Using a log transformation on the estimated salary gives us a better view of the data. This appears to no have too great of an effect on the churn, but we’d need a bit more detailed analysis of the numbers to be sure. It looks like the higher the salary may play a slight roll and to my eyes it appears that the lower salary people actually have higher loyalty.

p <- ggplot(CCR, aes(x = factor(Exited), fill = factor(Complain))) +
  geom_bar(position = "dodge", col = "black")+
  labs(x = "", 
       y = "Frequency", 
       title = "The Affect of Complaints on Churn",
       caption = "Voronyak 2023") + 
  theme(plot.title = element_text(hjust = 0.5), plot.subtitle = element_text(hjust = 0.5))

p + scale_fill_discrete(name = "Complains or Not") + scale_x_discrete(labels=c("Not Exiting", "Exiting"))+ scale_fill_discrete(name = "Complained", labels = c("No", "Yes"))
## Scale for fill is already present.
## Adding another scale for fill, which will replace the existing scale.

The data is very clear that if you are exiting you filed a complaint. This is very evident based on the above visualization.

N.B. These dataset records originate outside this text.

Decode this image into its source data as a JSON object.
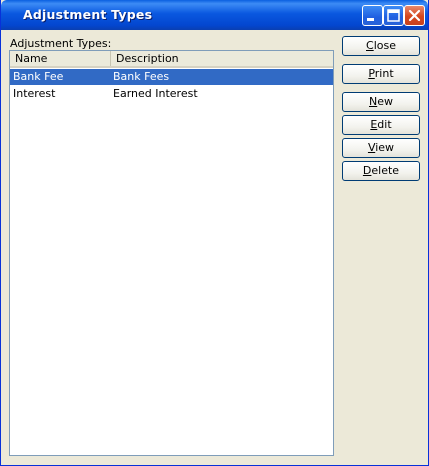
{
  "window": {
    "title": "Adjustment Types"
  },
  "list": {
    "label": "Adjustment Types:",
    "columns": [
      "Name",
      "Description"
    ],
    "rows": [
      {
        "name": "Bank Fee",
        "description": "Bank Fees",
        "selected": true
      },
      {
        "name": "Interest",
        "description": "Earned Interest",
        "selected": false
      }
    ]
  },
  "buttons": {
    "close": {
      "first": "C",
      "rest": "lose"
    },
    "print": {
      "first": "P",
      "rest": "rint"
    },
    "new": {
      "first": "N",
      "rest": "ew"
    },
    "edit": {
      "first": "E",
      "rest": "dit"
    },
    "view": {
      "first": "V",
      "rest": "iew"
    },
    "delete": {
      "first": "D",
      "rest": "elete"
    }
  },
  "colors": {
    "selection": "#316ac5",
    "titlebar": "#0a58e0",
    "face": "#ece9d8"
  }
}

p <- ggplot(CCR, aes(x = factor(Exited), fill = factor(`Satisfaction Score`))) +
  geom_bar(position = "dodge", col = "black")+
  labs(x = "", 
       y = "Frequency", 
       title = "The Affect Complaint Resolution on Churn",
       caption = "Voronyak 2023") + 
  theme(plot.title = element_text(hjust = 0.5), plot.subtitle = element_text(hjust = 0.5))

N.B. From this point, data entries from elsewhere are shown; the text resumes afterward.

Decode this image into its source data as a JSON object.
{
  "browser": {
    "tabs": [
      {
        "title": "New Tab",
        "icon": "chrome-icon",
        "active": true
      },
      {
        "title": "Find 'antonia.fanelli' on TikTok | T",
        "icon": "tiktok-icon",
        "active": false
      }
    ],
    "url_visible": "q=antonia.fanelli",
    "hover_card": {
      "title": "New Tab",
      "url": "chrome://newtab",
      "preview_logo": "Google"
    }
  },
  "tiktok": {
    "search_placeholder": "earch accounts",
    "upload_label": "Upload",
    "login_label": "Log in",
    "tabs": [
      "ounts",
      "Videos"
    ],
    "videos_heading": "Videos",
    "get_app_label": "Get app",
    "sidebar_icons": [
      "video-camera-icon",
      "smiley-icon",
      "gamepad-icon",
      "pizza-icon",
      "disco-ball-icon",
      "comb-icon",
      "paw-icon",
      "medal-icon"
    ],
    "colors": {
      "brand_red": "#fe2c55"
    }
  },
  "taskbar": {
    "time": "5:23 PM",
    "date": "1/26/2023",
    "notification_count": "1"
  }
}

p + scale_fill_discrete(name = "Satisfaction Score") + scale_x_discrete(labels=c("Not Exiting", "Exiting"))

p <- ggplot(CCR, aes(x = `Satisfaction Score`, fill = factor(Exited))) +
  geom_histogram(bins = 5, col = "black")+  
  labs(x = "Satisfaction Score", 
       y = "Frequency", 
       title = "The Affect Complaint Resolution on Churn",
       caption = "Voronyak 2023") + 
  theme(plot.title = element_text(hjust = 0.5), plot.subtitle = element_text(hjust = 0.5))

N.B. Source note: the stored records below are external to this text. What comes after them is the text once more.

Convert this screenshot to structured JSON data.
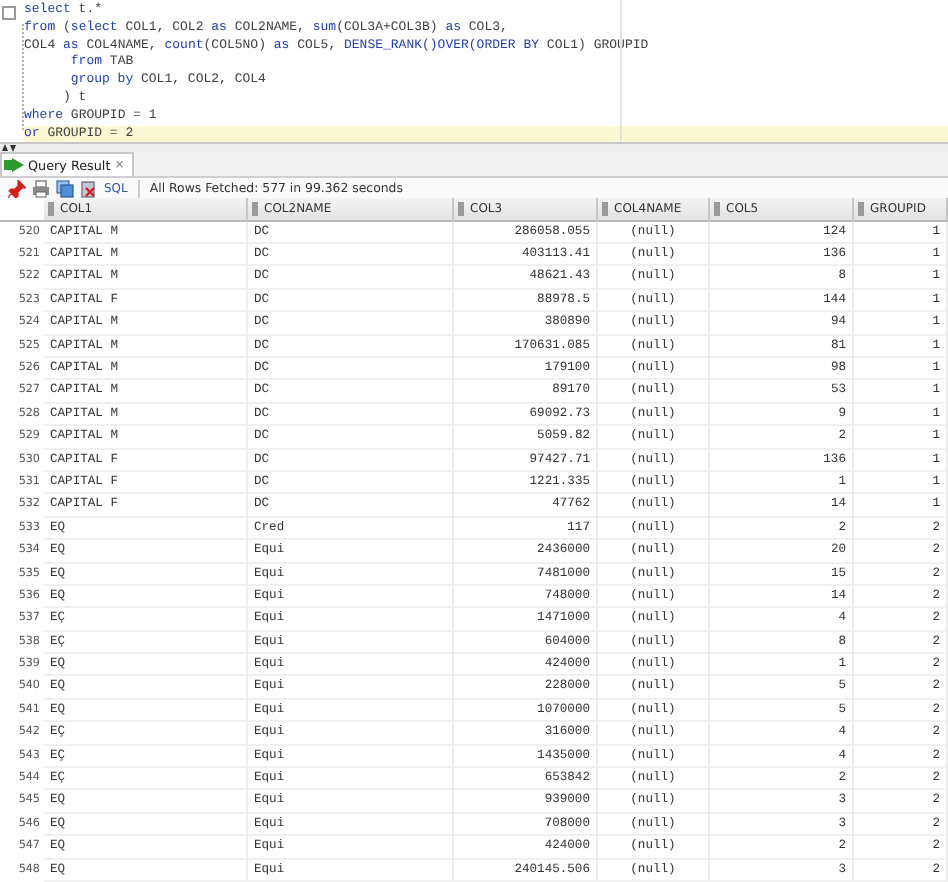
{
  "editor": {
    "lines": [
      {
        "current": false,
        "tokens": [
          {
            "kind": "keyword",
            "text": "select"
          },
          {
            "kind": "plain",
            "text": " t.*"
          }
        ]
      },
      {
        "current": false,
        "tokens": [
          {
            "kind": "keyword",
            "text": "from"
          },
          {
            "kind": "plain",
            "text": " ("
          },
          {
            "kind": "keyword",
            "text": "select"
          },
          {
            "kind": "plain",
            "text": " COL1, COL2 "
          },
          {
            "kind": "keyword",
            "text": "as"
          },
          {
            "kind": "plain",
            "text": " COL2NAME, "
          },
          {
            "kind": "keyword",
            "text": "sum"
          },
          {
            "kind": "plain",
            "text": "(COL3A+COL3B) "
          },
          {
            "kind": "keyword",
            "text": "as"
          },
          {
            "kind": "plain",
            "text": " COL3,"
          }
        ]
      },
      {
        "current": false,
        "tokens": [
          {
            "kind": "plain",
            "text": "COL4 "
          },
          {
            "kind": "keyword",
            "text": "as"
          },
          {
            "kind": "plain",
            "text": " COL4NAME, "
          },
          {
            "kind": "keyword",
            "text": "count"
          },
          {
            "kind": "plain",
            "text": "(COL5NO) "
          },
          {
            "kind": "keyword",
            "text": "as"
          },
          {
            "kind": "plain",
            "text": " COL5, "
          },
          {
            "kind": "keyword",
            "text": "DENSE_RANK()OVER(ORDER BY"
          },
          {
            "kind": "plain",
            "text": " COL1) GROUPID"
          }
        ]
      },
      {
        "current": false,
        "tokens": [
          {
            "kind": "keyword",
            "text": "      from"
          },
          {
            "kind": "plain",
            "text": " TAB"
          }
        ]
      },
      {
        "current": false,
        "tokens": [
          {
            "kind": "keyword",
            "text": "      group by"
          },
          {
            "kind": "plain",
            "text": " COL1, COL2, COL4"
          }
        ]
      },
      {
        "current": false,
        "tokens": [
          {
            "kind": "plain",
            "text": "     ) t"
          }
        ]
      },
      {
        "current": false,
        "tokens": [
          {
            "kind": "keyword",
            "text": "where"
          },
          {
            "kind": "plain",
            "text": " GROUPID = 1"
          }
        ]
      },
      {
        "current": true,
        "tokens": [
          {
            "kind": "keyword",
            "text": "or"
          },
          {
            "kind": "plain",
            "text": " GROUPID = 2"
          }
        ]
      }
    ]
  },
  "results_tab": {
    "label": "Query Result",
    "close": "×",
    "selected": true
  },
  "toolbar": {
    "sql_label": "SQL",
    "status": "All Rows Fetched: 577 in 99.362 seconds"
  },
  "table": {
    "columns": [
      "COL1",
      "COL2NAME",
      "COL3",
      "COL4NAME",
      "COL5",
      "GROUPID"
    ],
    "rows": [
      {
        "number": "520",
        "cells": [
          "CAPITAL M",
          "DC",
          "286058.055",
          "(null)",
          "124",
          "1"
        ]
      },
      {
        "number": "521",
        "cells": [
          "CAPITAL M",
          "DC",
          "403113.41",
          "(null)",
          "136",
          "1"
        ]
      },
      {
        "number": "522",
        "cells": [
          "CAPITAL M",
          "DC",
          "48621.43",
          "(null)",
          "8",
          "1"
        ]
      },
      {
        "number": "523",
        "cells": [
          "CAPITAL F",
          "DC",
          "88978.5",
          "(null)",
          "144",
          "1"
        ]
      },
      {
        "number": "524",
        "cells": [
          "CAPITAL M",
          "DC",
          "380890",
          "(null)",
          "94",
          "1"
        ]
      },
      {
        "number": "525",
        "cells": [
          "CAPITAL M",
          "DC",
          "170631.085",
          "(null)",
          "81",
          "1"
        ]
      },
      {
        "number": "526",
        "cells": [
          "CAPITAL M",
          "DC",
          "179100",
          "(null)",
          "98",
          "1"
        ]
      },
      {
        "number": "527",
        "cells": [
          "CAPITAL M",
          "DC",
          "89170",
          "(null)",
          "53",
          "1"
        ]
      },
      {
        "number": "528",
        "cells": [
          "CAPITAL M",
          "DC",
          "69092.73",
          "(null)",
          "9",
          "1"
        ]
      },
      {
        "number": "529",
        "cells": [
          "CAPITAL M",
          "DC",
          "5059.82",
          "(null)",
          "2",
          "1"
        ]
      },
      {
        "number": "530",
        "cells": [
          "CAPITAL F",
          "DC",
          "97427.71",
          "(null)",
          "136",
          "1"
        ]
      },
      {
        "number": "531",
        "cells": [
          "CAPITAL F",
          "DC",
          "1221.335",
          "(null)",
          "1",
          "1"
        ]
      },
      {
        "number": "532",
        "cells": [
          "CAPITAL F",
          "DC",
          "47762",
          "(null)",
          "14",
          "1"
        ]
      },
      {
        "number": "533",
        "cells": [
          "EQ",
          "Cred",
          "117",
          "(null)",
          "2",
          "2"
        ]
      },
      {
        "number": "534",
        "cells": [
          "EQ",
          "Equi",
          "2436000",
          "(null)",
          "20",
          "2"
        ]
      },
      {
        "number": "535",
        "cells": [
          "EQ",
          "Equi",
          "7481000",
          "(null)",
          "15",
          "2"
        ]
      },
      {
        "number": "536",
        "cells": [
          "EQ",
          "Equi",
          "748000",
          "(null)",
          "14",
          "2"
        ]
      },
      {
        "number": "537",
        "cells": [
          "EÇ",
          "Equi",
          "1471000",
          "(null)",
          "4",
          "2"
        ]
      },
      {
        "number": "538",
        "cells": [
          "EÇ",
          "Equi",
          "604000",
          "(null)",
          "8",
          "2"
        ]
      },
      {
        "number": "539",
        "cells": [
          "EQ",
          "Equi",
          "424000",
          "(null)",
          "1",
          "2"
        ]
      },
      {
        "number": "540",
        "cells": [
          "EQ",
          "Equi",
          "228000",
          "(null)",
          "5",
          "2"
        ]
      },
      {
        "number": "541",
        "cells": [
          "EQ",
          "Equi",
          "1070000",
          "(null)",
          "5",
          "2"
        ]
      },
      {
        "number": "542",
        "cells": [
          "EÇ",
          "Equi",
          "316000",
          "(null)",
          "4",
          "2"
        ]
      },
      {
        "number": "543",
        "cells": [
          "EÇ",
          "Equi",
          "1435000",
          "(null)",
          "4",
          "2"
        ]
      },
      {
        "number": "544",
        "cells": [
          "EÇ",
          "Equi",
          "653842",
          "(null)",
          "2",
          "2"
        ]
      },
      {
        "number": "545",
        "cells": [
          "EQ",
          "Equi",
          "939000",
          "(null)",
          "3",
          "2"
        ]
      },
      {
        "number": "546",
        "cells": [
          "EQ",
          "Equi",
          "708000",
          "(null)",
          "3",
          "2"
        ]
      },
      {
        "number": "547",
        "cells": [
          "EQ",
          "Equi",
          "424000",
          "(null)",
          "2",
          "2"
        ]
      },
      {
        "number": "548",
        "cells": [
          "EQ",
          "Equi",
          "240145.506",
          "(null)",
          "3",
          "2"
        ]
      }
    ]
  }
}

p + scale_fill_discrete(name = "Exited", labels = c("No", "Yes")) + scale_x_continuous(breaks = seq(1, 5, 1))

The satisfaction score provided by the customer for their complaint resolution appears to have no affect. This, to me, is strange. I would think that having a high satisfaction score would keep more people.

p <- ggplot(CCR, aes(x = `Card Type`, fill = factor(Exited))) +
  geom_bar(position = "dodge", col = "black")+
  labs(x = "Card Type", 
       y = "Frequency", 
       title = "The Affect of Card Type on Churn",
       caption = "Voronyak 2023") + 
  theme(plot.title = element_text(hjust = 0.5), plot.subtitle = element_text(hjust = 0.5))

p + scale_fill_discrete(name = "Exited", labels = c("No", "Yes")) 

It appears that the type of card also has no affect or very minor.

p <- ggplot(CCR, aes(x = `Point Earned` , y = factor(Exited), col = factor(Exited))) + 
  geom_point() +
  labs(x = "Points Earned", y = "Exited",
       title = "Exited vs. Points Earned",
       caption = "Voronyak 2023") +
  theme(plot.title = element_text(hjust = 0.5), plot.subtitle = element_text(hjust = 0.5))

p + scale_color_discrete(name = "Exited", labels = c("No", "Yes")) 

p <- ggplot(CCR, aes(x = `Point Earned`, fill = factor(Exited))) +
  geom_histogram(bins = 10, col = "black")+
  labs(x = "Points Earned", 
       y = "Frequency", 
       title = "The Affect of Points Earend on Churn",
       caption = "Voronyak 2023") + 
  theme(plot.title = element_text(hjust = 0.5), plot.subtitle = element_text(hjust = 0.5))

p + scale_fill_discrete(name = "Exited", labels = c("No", "Yes")) 

Points Earned also appear to not have a high correlation for churn. The dot plot seems to not be very useful, but the histogram seems to be better in showing that there appears to be very little variation based on the points earned.